Execution best practices

  • Include realistic slippage and fill probability in backtests.
  • Throttle orders to avoid rate-limit bans and respect exchange rules.
  • Use idempotency keys on order endpoints to avoid duplicates.

5. Slippage, Fees & Market Impact

Slippage and fees can erode small margins quickly. Consider both per-trade fees and the market impact of your orders.

  • Model fees explicitly in backtests (taker/maker, exchange fees, network fees).
  • Estimate slippage per order size using historical tradebook data or simulated fills.
  • Break large orders into smaller slices and use TWAP/VWAP where appropriate.

6. Backtesting & Simulation

Backtesting validates a strategy historically but must be done carefully to avoid survivorship and lookahead biases.

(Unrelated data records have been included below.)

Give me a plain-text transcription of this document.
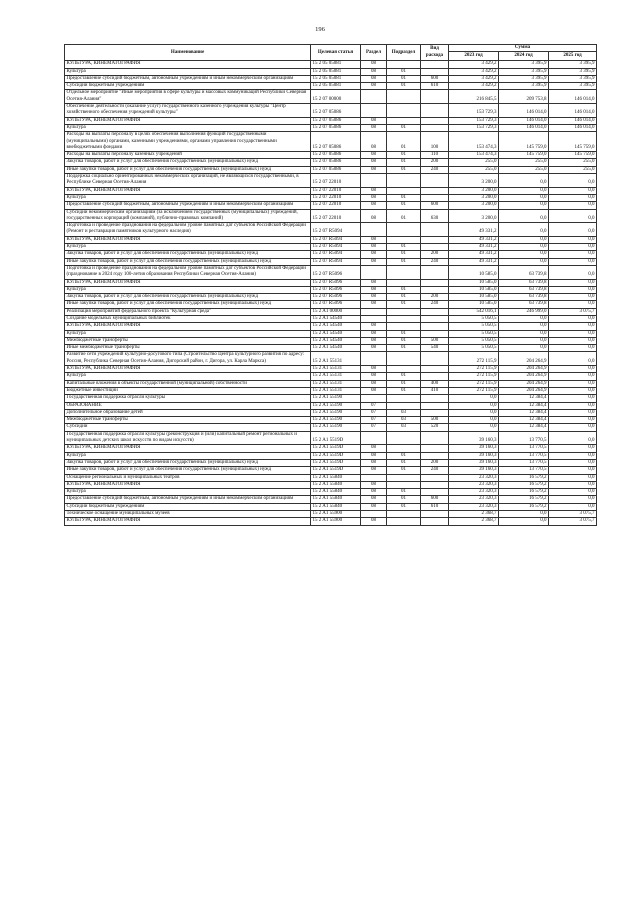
196
Наименование	Целевая статья	Раздел	Подраздел	Вид расхода	Сумма		
					2023 год	2024 год	2025 год
КУЛЬТУРА, КИНЕМАТОГРАФИЯ	15 2 05 05081	08			3 429,2	3 395,9	3 395,9
Культура	15 2 05 05081	08	01		3 429,2	3 395,9	3 395,9
Предоставление субсидий бюджетным, автономным учреждениям и иным некоммерческим организациям	15 2 05 05081	08	01	600	3 429,2	3 395,9	3 395,9
Субсидии бюджетным учреждениям	15 2 05 05081	08	01	610	3 429,2	3 395,9	3 395,9
Отдельное мероприятие "Иные мероприятия в сфере культуры и массовых коммуникаций Республики Северная Осетия-Алания"	15 2 07 00000				216 845,5	209 753,8	146 014,0
Обеспечение деятельности (оказание услуг) государственного казенного учреждения культуры "Центр хозяйственного обеспечения учреждений культуры"	15 2 07 05086				153 729,3	146 014,0	146 014,0
КУЛЬТУРА, КИНЕМАТОГРАФИЯ	15 2 07 05086	08			153 729,3	146 014,0	146 014,0
Культура	15 2 07 05086	08	01		153 729,3	146 014,0	146 014,0
Расходы на выплаты персоналу в целях обеспечения выполнения функций государственными (муниципальными) органами, казенными учреждениями, органами управления государственными внебюджетными фондами	15 2 07 05086	08	01	100	153 474,3	145 759,0	145 759,0
Расходы на выплаты персоналу казенных учреждений	15 2 07 05086	08	01	110	153 474,3	145 759,0	145 759,0
Закупка товаров, работ и услуг для обеспечения государственных (муниципальных) нужд	15 2 07 05086	08	01	200	255,0	255,0	255,0
Иные закупки товаров, работ и услуг для обеспечения государственных (муниципальных) нужд	15 2 07 05086	08	01	240	255,0	255,0	255,0
Поддержка социально ориентированных некоммерческих организаций, не являющихся государственными, в Республике Северная Осетия-Алания	15 2 07 22010				3 200,0	0,0	0,0
КУЛЬТУРА, КИНЕМАТОГРАФИЯ	15 2 07 22010	08			3 200,0	0,0	0,0
Культура	15 2 07 22010	08	01		3 200,0	0,0	0,0
Предоставление субсидий бюджетным, автономным учреждениям и иным некоммерческим организациям	15 2 07 22010	08	01	600	3 200,0	0,0	0,0
Субсидии некоммерческим организациям (за исключением государственных (муниципальных) учреждений, государственных корпораций (компаний), публично-правовых компаний)	15 2 07 22010	08	01	630	3 200,0	0,0	0,0
Подготовка и проведение празднования на федеральном уровне памятных дат субъектов Российской Федерации (Ремонт и реставрация памятников культурного наследия)	15 2 07 R5094				49 331,2	0,0	0,0
КУЛЬТУРА, КИНЕМАТОГРАФИЯ	15 2 07 R5094	08			49 331,2	0,0	0,0
Культура	15 2 07 R5094	08	01		49 331,2	0,0	0,0
Закупка товаров, работ и услуг для обеспечения государственных (муниципальных) нужд	15 2 07 R5094	08	01	200	49 331,2	0,0	0,0
Иные закупки товаров, работ и услуг для обеспечения государственных (муниципальных) нужд	15 2 07 R5094	08	01	240	49 331,2	0,0	0,0
Подготовка и проведение празднования на федеральном уровне памятных дат субъектов Российской Федерации (празднование в 2024 году 100-летия образования Республики Северная Осетия-Алания)	15 2 07 R5096				10 585,0	63 739,8	0,0
КУЛЬТУРА, КИНЕМАТОГРАФИЯ	15 2 07 R5096	08			10 585,0	63 739,8	0,0
Культура	15 2 07 R5096	08	01		10 585,0	63 739,8	0,0
Закупка товаров, работ и услуг для обеспечения государственных (муниципальных) нужд	15 2 07 R5096	08	01	200	10 585,0	63 739,8	0,0
Иные закупки товаров, работ и услуг для обеспечения государственных (муниципальных) нужд	15 2 07 R5096	08	01	240	10 585,0	63 739,8	0,0
Реализация мероприятий федерального проекта "Культурная среда"	15 2 A1 00000				542 016,1	246 999,0	3 075,7
Создание модельных муниципальных библиотек	15 2 A1 54540				5 050,5	0,0	0,0
КУЛЬТУРА, КИНЕМАТОГРАФИЯ	15 2 A1 54540	08			5 050,5	0,0	0,0
Культура	15 2 A1 54540	08	01		5 050,5	0,0	0,0
Межбюджетные трансферты	15 2 A1 54540	08	01	500	5 050,5	0,0	0,0
Иные межбюджетные трансферты	15 2 A1 54540	08	01	540	5 050,5	0,0	0,0
Развитие сети учреждений культурно-досугового типа (Строительство Центра культурного развития по адресу: Россия, Республика Северная Осетия-Алания, Дигорский район, г. Дигора, ул. Карла Маркса)	15 2 A1 55131				272 115,9	204 264,9	0,0
КУЛЬТУРА, КИНЕМАТОГРАФИЯ	15 2 A1 55131	08			272 115,9	204 264,9	0,0
Культура	15 2 A1 55131	08	01		272 115,9	204 264,9	0,0
Капитальные вложения в объекты государственной (муниципальной) собственности	15 2 A1 55131	08	01	400	272 115,9	204 264,9	0,0
Бюджетные инвестиции	15 2 A1 55131	08	01	410	272 115,9	204 264,9	0,0
Государственная поддержка отрасли культуры	15 2 A1 55190				0,0	12 384,4	0,0
ОБРАЗОВАНИЕ	15 2 A1 55190	07			0,0	12 384,4	0,0
Дополнительное образование детей	15 2 A1 55190	07	03		0,0	12 384,4	0,0
Межбюджетные трансферты	15 2 A1 55190	07	03	500	0,0	12 384,4	0,0
Субсидии	15 2 A1 55190	07	03	520	0,0	12 384,4	0,0
Государственная поддержка отрасли культуры (реконструкция и (или) капитальный ремонт региональных и муниципальных детских школ искусств по видам искусств)	15 2 A1 5519D				39 160,3	13 770,5	0,0
КУЛЬТУРА, КИНЕМАТОГРАФИЯ	15 2 A1 5519D	08			39 160,3	13 770,5	0,0
Культура	15 2 A1 5519D	08	01		39 160,3	13 770,5	0,0
Закупка товаров, работ и услуг для обеспечения государственных (муниципальных) нужд	15 2 A1 5519D	08	01	200	39 160,3	13 770,5	0,0
Иные закупки товаров, работ и услуг для обеспечения государственных (муниципальных) нужд	15 2 A1 5519D	08	01	240	39 160,3	13 770,5	0,0
Оснащение региональных и муниципальных театров	15 2 A1 55840				23 320,3	16 579,2	0,0
КУЛЬТУРА, КИНЕМАТОГРАФИЯ	15 2 A1 55840	08			23 320,3	16 579,2	0,0
Культура	15 2 A1 55840	08	01		23 320,3	16 579,2	0,0
Предоставление субсидий бюджетным, автономным учреждениям и иным некоммерческим организациям	15 2 A1 55840	08	01	600	23 320,3	16 579,2	0,0
Субсидии бюджетным учреждениям	15 2 A1 55840	08	01	610	23 320,3	16 579,2	0,0
Техническое оснащение муниципальных музеев	15 2 A1 55900				2 368,7	0,0	3 075,7
КУЛЬТУРА, КИНЕМАТОГРАФИЯ	15 2 A1 55900	08			2 368,7	0,0	3 075,7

  • Use tick or fine-grained data where execution matters.
  • Include realistic latency, slippage and fees.
  • Split data into train/validation/test (walk-forward testing).

7. Monitoring, Logging & Alerts

Robust monitoring prevents runaway losses and helps diagnose issues quickly.

  • Emit structured logs (JSON) and persistent trade records.
  • Set health checks, heartbeat pings, and alerting for anomalies.
  • Reconcile expected vs actual fills regularly.

8. Common Pitfalls

  • Overfitting: overly complex rules that don’t generalize.
  • Ignoring fees/slippage: small edges can disappear.
  • Lack of idempotency: duplicate orders on retries.
  • Insufficient monitoring: slow reaction to outages or unexpected market events.

Developer checklist — before going live

  • Full sandbox/testnet end-to-end test.
  • Idempotent order endpoints and safe retry logic.
  • Hard stop-loss and daily/weekly loss caps.
  • Backtest with fees and slippage; run walk‑forward validation.
  • Monitoring, alerts and reconciliation jobs.
  • Rollback/kill-switch tested and documented.
Download printable checklist (TXT)

Tip: save the checklist into your ops runbook and pin the kill-switch procedure.

FAQ

How do I size positions?

Use fixed fractional sizing or volatility-based sizing. Test in sandbox and monitor realized drawdowns to calibrate.

What is idempotency?

Idempotent requests include a unique client-order-id so retries do not create duplicates — critical for automation.

How to model slippage?

Estimate average slippage per order size from historical fills or use market impact models; include slippage in backtests and set conservative EV thresholds.